I was reminded of the famous lines of Keats poem, ‘On First Looking into Chapman’s Homer’ :-

Then felt I like some watcher of the skies 
When a new planet swims into his ken; 

I could see that the rules had all changed. We could now write and depict virtually what we wished. Oh, sure, the webhost was in between but they were usually quite liberal, hippy and unintrusive . And kinky art was liberated, as was a lot more. No longer did I need to worry whether my drawings would be published because I could be the publisher. (Though I still always self-censor I don’t know why …for reasons of ‘taste’?)
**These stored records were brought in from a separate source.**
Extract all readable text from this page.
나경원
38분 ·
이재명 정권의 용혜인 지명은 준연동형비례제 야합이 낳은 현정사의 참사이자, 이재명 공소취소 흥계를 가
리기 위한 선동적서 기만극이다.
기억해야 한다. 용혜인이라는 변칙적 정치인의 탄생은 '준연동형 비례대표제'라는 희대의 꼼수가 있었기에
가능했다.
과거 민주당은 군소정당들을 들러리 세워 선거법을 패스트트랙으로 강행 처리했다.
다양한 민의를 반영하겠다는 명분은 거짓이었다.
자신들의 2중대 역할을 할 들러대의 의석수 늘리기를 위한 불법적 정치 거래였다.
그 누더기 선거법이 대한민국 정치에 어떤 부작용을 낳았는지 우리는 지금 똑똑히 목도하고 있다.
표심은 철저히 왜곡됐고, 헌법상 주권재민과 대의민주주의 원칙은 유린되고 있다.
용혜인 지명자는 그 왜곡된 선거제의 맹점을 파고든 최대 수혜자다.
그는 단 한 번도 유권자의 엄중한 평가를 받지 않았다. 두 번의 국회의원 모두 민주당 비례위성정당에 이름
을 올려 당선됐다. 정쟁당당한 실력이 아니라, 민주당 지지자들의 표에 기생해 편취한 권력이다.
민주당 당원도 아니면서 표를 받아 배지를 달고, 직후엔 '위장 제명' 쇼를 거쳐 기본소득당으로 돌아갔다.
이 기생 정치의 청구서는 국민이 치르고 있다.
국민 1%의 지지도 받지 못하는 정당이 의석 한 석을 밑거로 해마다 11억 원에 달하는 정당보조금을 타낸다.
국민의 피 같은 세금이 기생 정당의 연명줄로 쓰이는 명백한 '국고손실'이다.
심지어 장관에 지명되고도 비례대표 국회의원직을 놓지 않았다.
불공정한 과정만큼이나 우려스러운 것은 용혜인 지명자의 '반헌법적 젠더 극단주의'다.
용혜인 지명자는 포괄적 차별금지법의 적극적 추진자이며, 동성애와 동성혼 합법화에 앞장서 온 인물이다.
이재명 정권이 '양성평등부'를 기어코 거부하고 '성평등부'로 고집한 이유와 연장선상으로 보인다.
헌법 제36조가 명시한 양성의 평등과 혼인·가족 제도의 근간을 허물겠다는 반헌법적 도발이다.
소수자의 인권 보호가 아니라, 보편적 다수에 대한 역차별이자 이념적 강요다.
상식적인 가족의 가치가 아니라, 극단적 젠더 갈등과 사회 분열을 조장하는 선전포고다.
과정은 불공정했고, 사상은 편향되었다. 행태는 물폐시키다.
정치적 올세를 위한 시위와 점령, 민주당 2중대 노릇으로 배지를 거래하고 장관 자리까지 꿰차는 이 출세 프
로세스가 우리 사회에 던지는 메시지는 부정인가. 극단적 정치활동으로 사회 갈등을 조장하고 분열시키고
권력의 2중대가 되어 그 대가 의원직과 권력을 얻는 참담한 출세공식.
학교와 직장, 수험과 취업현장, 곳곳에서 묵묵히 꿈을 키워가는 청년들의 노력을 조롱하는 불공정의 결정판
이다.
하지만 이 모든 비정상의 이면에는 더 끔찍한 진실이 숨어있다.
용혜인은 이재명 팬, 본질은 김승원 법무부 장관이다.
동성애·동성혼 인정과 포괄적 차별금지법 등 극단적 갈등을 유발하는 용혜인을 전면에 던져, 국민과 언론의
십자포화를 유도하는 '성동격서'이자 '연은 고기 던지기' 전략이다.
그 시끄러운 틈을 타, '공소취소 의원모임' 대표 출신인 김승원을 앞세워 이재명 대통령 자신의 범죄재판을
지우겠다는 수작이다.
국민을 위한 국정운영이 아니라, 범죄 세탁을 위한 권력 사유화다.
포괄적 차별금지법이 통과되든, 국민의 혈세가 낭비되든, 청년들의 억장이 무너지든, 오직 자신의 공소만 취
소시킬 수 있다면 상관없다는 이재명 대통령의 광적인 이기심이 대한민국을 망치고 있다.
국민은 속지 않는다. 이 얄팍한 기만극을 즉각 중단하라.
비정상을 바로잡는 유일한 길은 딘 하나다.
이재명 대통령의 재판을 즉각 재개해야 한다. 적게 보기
Censorship had almost always existed in some shape or form until the internet. My earliest published drawings were all made with a dark cloud hanging over them – “will the publisher accept this?” “Can I get away with this? ”
There were in fact no clear guidelines, which would have helped enormously. A lot depended on factors such as which party was in power or whom you were working for and we would all try to make sense of unclear directions. A mainstream magazine had to comply with the news vendor’s policies of what they were comfortable to put on sale. Smaller fetish magazines which allowed greater freedom could only be sold in sex-shops which were regularly raided by the authorities and restocked the next day. The extortionate mark-up on the goods meant they were never seriously out of pocket.
So life continued in a haphazard way.

The point of this rambling is that for the past few years we have seen greater regulation coming in as the Internet has taken over our lives and become much more portable, so the content of the web has become a much great concern. This week I was suspended from Twitter for the image above*, one of a series I drew many years ago for OWK.  My fault, as I should not have been using such a “violent” image for my public icon, which is required to be squeaky-clean. Make of that what you will. But it has made me reflect on how much we take for granted. At my age I can compare this to what came before and take it philosophically – oh well, just going back to the way it was.
I don’t know how it will all play out but I remember clearly how one day pre-internet I tore up some drawings in frustration as I thought I was doomed to only ever get a single page in an obscure magazine that would never reach a wider public or earn me more than a few pennies. It is no exaggeration to say that without this disruptive technology coming along when it did, I might never have continued.

* New twitter account is @sardaxs

10 thoughts on “On First Looking into Chapman’s Homer

  1. Yes it is amazing how the tide is receding. We came so far. We fought for what we have and yet lost so much. I still wonder if we won and lost all with the same tide.

    I know I for one am glad you did continue. You know you had a massive influence on my world. Just think how many more your art inspired.

    Twitter are idiots! For a modern company they are not very progressive.

    Liked by 1 person

  2. I share your concern and have lived long enough to have seen what you describe. Not only has censorship increased but it has accelerated as internet usage has increased. This is a clarion call for everyone that believes in free speech to stand and fight for ALL speech. If we let those who we disagree with to be silenced we all will be silenced. I hope to see you back on Twitter soon.

    Liked by 1 person

  3. I can’t believe such a beautiful drawing was grounds for banning you from Twitter. I am happy you are OK, I miss your many posts and your generous sharing of your gifts.


  4. Oh my… True Gentleman, The one and only Sardax,
    our great artist and published author , Really miss you so much on Twitter. Hope you sort out the suspension and return soon. You always shine 24/7 forever. Best Wishes.


  5. I’d noticed you’d been suspended and wondered what for? … Reading the above post, I am baffled. There’s far, far more explicit or dubious things posted on Twitter which seem to be let to stand. Was it simply because you’d used it as an avatar specifically? — I too hope you’ll be able to return to Twitter soon.


  6. I just went to look for your page on Twitter and got the ‘account suspended’ notification. This is absurd! I’m furious on your behalf. We are forced into second-guessing ourselves on social media and it’s wearing. Congratulations on being so philosophical about it – you are far more charitable than I am!